Part.9 'Promise'

23 3 0
                                    

     Lia mengancing cardigan rajutnya yang berwarna hijau tosca cerah, agar tubuhnya terasa lebih hangat. Ia baru saja menjejakkan kaki di Bandung. Hari ini Lia menepati janjinya pada Arsya. Ia sengaja datang untuk merayakan ulang tahun Arsya yang ke tujuh belas. Walau hari ulang tahun Arsya tepatnya sudah lebih dari seminggu yang lalu, tetapi Lia baru sempat datang sekarang. Selain itu mereka juga ingin merayakan kelulusan mereka. Lia lulus dengan gemilang. Dan punya rencana melanjutkan pendidikannya ke jurusan arsitektur. Tapi ia masih merahasiakan akan kuliah di kampus mana. Arsya juga berhasil lulus dengan sukses. Ia telah membuktikan sendiri tekad kuatnya membuahkan hasil. Membuat Arsya semakin yakin ingin meraih cita-cita menjadi seorang ahli keuangan.
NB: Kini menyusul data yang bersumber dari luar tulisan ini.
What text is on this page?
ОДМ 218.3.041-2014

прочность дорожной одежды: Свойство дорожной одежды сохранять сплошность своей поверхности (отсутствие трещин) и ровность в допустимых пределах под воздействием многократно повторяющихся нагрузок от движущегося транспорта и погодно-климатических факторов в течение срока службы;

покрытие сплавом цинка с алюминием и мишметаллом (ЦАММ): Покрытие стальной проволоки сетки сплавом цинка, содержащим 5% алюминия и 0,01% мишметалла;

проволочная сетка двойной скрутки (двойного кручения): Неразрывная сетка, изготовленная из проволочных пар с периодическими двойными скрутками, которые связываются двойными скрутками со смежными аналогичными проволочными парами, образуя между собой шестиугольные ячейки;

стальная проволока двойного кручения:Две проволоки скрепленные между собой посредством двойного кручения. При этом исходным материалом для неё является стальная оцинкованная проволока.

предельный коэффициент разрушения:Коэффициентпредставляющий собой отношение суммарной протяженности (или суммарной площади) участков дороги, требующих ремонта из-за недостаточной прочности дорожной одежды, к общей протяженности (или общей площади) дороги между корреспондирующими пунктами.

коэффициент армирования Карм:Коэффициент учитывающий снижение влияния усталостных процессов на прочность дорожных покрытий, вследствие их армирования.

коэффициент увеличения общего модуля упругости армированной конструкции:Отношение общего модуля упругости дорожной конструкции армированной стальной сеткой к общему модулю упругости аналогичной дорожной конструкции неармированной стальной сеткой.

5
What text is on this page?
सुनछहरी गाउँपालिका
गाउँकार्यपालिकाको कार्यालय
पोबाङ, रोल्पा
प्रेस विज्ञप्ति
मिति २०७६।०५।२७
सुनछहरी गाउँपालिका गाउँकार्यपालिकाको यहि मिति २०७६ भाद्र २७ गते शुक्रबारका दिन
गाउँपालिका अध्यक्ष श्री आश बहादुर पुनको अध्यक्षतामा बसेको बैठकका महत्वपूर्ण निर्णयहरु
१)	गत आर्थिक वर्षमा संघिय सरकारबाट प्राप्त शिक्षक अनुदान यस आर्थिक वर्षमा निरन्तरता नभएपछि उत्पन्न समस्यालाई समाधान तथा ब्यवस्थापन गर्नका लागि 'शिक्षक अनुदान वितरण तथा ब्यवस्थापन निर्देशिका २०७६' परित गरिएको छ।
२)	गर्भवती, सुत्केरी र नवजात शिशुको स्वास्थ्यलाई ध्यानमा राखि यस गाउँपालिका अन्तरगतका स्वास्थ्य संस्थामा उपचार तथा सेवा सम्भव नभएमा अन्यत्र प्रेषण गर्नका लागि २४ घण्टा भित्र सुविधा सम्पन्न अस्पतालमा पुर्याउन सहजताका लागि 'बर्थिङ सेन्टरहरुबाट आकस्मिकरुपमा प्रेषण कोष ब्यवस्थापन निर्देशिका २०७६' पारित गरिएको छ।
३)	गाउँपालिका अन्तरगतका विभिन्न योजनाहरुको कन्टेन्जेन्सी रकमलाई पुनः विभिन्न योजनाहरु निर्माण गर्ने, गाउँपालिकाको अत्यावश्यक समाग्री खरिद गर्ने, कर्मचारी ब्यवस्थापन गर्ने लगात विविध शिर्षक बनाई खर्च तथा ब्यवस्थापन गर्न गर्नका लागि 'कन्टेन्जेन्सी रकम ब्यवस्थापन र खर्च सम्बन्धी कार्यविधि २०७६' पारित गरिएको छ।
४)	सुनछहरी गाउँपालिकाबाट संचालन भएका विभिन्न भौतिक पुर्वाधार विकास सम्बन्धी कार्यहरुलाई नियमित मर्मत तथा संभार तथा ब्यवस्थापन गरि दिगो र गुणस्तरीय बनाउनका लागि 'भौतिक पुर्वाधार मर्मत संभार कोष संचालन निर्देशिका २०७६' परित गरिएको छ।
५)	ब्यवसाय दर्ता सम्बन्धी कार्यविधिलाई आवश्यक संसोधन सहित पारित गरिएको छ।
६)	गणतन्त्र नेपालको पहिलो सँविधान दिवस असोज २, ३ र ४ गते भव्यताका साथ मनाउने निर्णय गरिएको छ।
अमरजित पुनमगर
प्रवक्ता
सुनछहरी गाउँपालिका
"Kuliah di universitas bareng gue, Lia. Biar kita bisa sering ketemu," saran Arsya yang menjemputnya di terminal bus di tengah kota Bandung.

     Lia memandang senang ke arah Arsya yang terlihat semakin dewasa dan menawan. Apalagi sekarang usianya sudah tujuh belas tahun. Dua bulan lebih tua dari Lia.

"Lo yakin lo bakal di terima di jurusan universitas perekonomian?" ledek Lia.

"Gue harus bisa. Itu cita-cita gue. Setelah lulus, gue bakal cari kerja di Jakarta," sahut Arsya.

"Lo ga mau tetep tinggal di Bandung? Menurut gue tinggal di Bandung lebih enak. Lebih tenang. Udara di sini juga lebih sejuk," kata Lia.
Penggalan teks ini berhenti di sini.